The theme of Gaudete et Exsultate, namely the call to holiness in today’s world, is rather catchy. Is it worth it that you and me are satisfied with a mediocre existence? If we are true to ourselves we know that we are not happy at all about it. So here is the encouragement from Jesus through his Vicar on earth, Pope Francis: “He (Jesus) wants us to be saints and not to settle for a bland and mediocre existence” (GE. 1).

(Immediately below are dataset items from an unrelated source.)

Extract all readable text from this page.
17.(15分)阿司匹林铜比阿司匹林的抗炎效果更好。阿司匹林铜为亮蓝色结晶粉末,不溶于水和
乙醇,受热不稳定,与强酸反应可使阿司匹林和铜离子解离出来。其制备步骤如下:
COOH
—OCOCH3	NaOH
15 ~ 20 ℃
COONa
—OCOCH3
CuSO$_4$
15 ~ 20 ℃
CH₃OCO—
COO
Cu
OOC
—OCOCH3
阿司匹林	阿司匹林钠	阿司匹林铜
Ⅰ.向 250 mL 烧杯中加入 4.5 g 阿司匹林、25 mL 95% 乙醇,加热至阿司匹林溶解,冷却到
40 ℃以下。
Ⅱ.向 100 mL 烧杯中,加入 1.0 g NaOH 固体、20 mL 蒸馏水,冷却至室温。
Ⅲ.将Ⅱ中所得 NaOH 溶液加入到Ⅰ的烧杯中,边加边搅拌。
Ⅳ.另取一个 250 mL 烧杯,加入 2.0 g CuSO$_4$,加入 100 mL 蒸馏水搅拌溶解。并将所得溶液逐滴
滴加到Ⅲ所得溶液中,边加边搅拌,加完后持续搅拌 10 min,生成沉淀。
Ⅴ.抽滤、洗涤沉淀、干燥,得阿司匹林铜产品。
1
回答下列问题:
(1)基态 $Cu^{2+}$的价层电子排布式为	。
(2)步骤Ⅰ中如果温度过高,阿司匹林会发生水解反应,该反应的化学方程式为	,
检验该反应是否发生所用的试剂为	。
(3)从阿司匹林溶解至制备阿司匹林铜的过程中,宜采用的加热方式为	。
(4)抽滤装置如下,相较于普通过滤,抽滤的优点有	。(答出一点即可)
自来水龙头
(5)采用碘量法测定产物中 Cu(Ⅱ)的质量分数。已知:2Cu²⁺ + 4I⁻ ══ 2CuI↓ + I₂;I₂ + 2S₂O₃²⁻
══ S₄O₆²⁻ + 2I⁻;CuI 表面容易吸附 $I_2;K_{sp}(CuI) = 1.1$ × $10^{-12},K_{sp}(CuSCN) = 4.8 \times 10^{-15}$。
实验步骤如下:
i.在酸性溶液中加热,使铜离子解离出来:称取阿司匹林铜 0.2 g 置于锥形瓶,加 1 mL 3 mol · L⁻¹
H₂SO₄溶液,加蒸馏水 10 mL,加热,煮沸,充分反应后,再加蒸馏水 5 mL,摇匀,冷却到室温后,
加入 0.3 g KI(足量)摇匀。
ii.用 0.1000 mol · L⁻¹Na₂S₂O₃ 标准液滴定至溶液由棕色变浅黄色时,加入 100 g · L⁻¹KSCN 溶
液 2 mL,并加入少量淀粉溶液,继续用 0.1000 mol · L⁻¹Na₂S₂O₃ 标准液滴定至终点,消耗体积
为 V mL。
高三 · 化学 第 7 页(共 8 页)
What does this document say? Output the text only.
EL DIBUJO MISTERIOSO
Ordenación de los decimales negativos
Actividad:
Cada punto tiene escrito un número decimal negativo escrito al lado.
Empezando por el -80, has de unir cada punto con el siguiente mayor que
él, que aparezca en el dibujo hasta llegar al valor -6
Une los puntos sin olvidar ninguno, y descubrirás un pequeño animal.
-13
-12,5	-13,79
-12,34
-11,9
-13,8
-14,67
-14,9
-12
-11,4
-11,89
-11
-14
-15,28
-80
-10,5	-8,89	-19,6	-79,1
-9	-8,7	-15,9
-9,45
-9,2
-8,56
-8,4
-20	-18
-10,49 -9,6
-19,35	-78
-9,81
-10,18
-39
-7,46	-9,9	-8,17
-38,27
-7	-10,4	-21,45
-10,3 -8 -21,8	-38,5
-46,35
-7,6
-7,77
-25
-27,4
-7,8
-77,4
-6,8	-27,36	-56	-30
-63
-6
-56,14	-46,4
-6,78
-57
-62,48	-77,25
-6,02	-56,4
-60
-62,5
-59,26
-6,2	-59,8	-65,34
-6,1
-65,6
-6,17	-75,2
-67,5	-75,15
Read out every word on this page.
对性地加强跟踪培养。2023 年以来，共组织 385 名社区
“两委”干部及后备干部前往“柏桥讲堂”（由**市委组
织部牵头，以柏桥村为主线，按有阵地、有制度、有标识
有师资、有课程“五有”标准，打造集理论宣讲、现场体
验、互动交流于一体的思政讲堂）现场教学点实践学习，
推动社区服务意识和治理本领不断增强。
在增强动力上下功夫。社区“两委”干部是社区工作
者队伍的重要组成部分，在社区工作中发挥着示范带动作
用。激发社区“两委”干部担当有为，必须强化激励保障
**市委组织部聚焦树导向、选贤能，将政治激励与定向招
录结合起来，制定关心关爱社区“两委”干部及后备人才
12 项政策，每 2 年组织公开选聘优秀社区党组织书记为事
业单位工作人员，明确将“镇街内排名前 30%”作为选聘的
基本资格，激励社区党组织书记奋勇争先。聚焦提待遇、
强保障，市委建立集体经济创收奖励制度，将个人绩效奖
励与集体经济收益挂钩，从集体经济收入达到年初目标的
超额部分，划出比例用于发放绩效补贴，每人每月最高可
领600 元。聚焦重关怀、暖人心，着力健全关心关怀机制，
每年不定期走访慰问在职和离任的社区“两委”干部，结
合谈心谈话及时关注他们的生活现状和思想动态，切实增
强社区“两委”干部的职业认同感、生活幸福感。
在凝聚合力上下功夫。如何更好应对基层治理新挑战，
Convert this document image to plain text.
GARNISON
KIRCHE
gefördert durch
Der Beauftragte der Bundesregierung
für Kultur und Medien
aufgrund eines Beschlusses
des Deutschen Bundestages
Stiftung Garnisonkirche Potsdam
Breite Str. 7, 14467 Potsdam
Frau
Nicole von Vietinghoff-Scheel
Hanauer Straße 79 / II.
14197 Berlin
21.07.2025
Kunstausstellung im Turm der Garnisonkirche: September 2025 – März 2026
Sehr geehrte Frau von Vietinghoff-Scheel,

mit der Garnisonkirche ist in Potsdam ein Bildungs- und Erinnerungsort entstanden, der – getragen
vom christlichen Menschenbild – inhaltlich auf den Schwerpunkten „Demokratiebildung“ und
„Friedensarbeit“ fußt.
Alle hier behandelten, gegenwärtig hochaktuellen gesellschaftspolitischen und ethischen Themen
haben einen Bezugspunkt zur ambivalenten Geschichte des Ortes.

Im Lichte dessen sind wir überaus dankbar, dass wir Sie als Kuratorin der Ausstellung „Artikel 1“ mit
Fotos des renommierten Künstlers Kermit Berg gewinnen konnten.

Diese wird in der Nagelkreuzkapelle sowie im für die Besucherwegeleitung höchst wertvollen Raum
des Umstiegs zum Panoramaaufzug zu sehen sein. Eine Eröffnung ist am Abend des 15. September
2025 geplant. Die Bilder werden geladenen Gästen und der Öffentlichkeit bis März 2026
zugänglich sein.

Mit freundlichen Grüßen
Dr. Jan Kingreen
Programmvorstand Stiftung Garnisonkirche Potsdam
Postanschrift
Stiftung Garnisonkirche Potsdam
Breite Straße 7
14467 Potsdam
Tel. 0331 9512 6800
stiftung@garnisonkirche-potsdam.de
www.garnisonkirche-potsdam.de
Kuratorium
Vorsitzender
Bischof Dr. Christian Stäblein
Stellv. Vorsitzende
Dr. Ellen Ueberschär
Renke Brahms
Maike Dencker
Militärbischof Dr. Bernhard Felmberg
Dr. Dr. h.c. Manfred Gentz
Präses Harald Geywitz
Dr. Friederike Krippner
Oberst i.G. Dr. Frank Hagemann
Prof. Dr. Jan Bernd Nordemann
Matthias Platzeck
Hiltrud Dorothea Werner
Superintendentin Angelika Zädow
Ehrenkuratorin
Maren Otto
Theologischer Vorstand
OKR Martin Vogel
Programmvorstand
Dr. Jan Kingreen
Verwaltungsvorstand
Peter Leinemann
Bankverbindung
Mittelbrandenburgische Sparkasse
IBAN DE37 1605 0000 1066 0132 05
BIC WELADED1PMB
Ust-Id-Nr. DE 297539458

Letting the Holy Spirit sanctifying you and me is risky and challenging. Having said that it presents opportunities too! Thus says Pope Francis: “My modest goal is to repropose the call to holiness in a practical way for our own time, with all its risks, challenges and opportunities” (GE, 2). But who are the candidates for holiness?Gaudete et Exsultate replies: “I like to contemplate the holiness present in the patience of God’s people: in those parents who raise their children with immense love, in those men and women who work hard to support their families, in the sick, in elderly religious who never lose their smile. In their daily perseverance I see the holiness of the Church militant” (GE, 7).
So everyone is called to be holy. Why? In its tenth paragraph of Gaudete et Exsultate Pope Francis states: “With this Exhortation I would like to insist primarily on the call to holiness that the Lord addresses to each of us, the call that he also addresses, personally, to you: ‘Be holy, for I am holy’ (Lev 11:44; cf. 1 Pet 1:16). The Second Vatican Council stated this clearly: ‘Strengthened by so many and such great means of salvation, all the faithful, whatever their condition or state, are called by the Lord – each in his or her own way – to that perfect holiness by which the Father himself is perfect’” (GE, 10). Practically this means you and me. Even if this has never crossed our minds!
Holiness does not mean that I believe that I am better than anyone else simply because I know more, or do more than others might have to offer. As Pope Francis says: “Thanks be to God, throughout the history of the Church it has always been clear that a person’s perfection is measured not by the information or knowledge they possess, but by the depth of their charity” (GE, 37). Holiness is not blindly following rules without loving. That is why Gaudete et Exultate reminds that “we cannot uphold an ideal of holiness that would ignore injustice in a world where some revel, spend with abandon and live only for the latest consumer goods, even as others look on from afar, living their entire lives in abject poverty” (GE, 101).
Holiness is about trusting in Grace to help me and you reach holiness (GE, 100). It is Jesus himself who shows us the way because He is the way. In number 63 the exhortation states that “Jesus explained with great simplicity what it means to be holy when he gave us the Beatitudes (cf. Mt 5:3-12; Lk 6:20-23)” (GE, 63). Hence, to follow Him means going against the flow of contemporary culture (GE, 65).
Holiness impels us not to disregard the people’s sufferings and injustices in our world (GE, 67-94). Being holy means being brave. Bravery is translated into “boldness, enthusiasm, the freedom to speak out, apostolic fervour, all these are included in the word parrhesía” (GE, 129). The holy person struggles (GE, 159), is humble (GE, 118), and has a sense of humour. “Far from being timid, morose, acerbic or melancholy, or putting on a dreary face, the saints are joyful and full of good humour. Though completely realistic, they radiate a positive and hopeful spirit. The Christian life is ‘joy in the Holy Spirit’ (Rom 14:17)…” (GE, 122).
Let us not be afraid to let myself and yourself be guided by the Holy Spirit to make us … HOLY!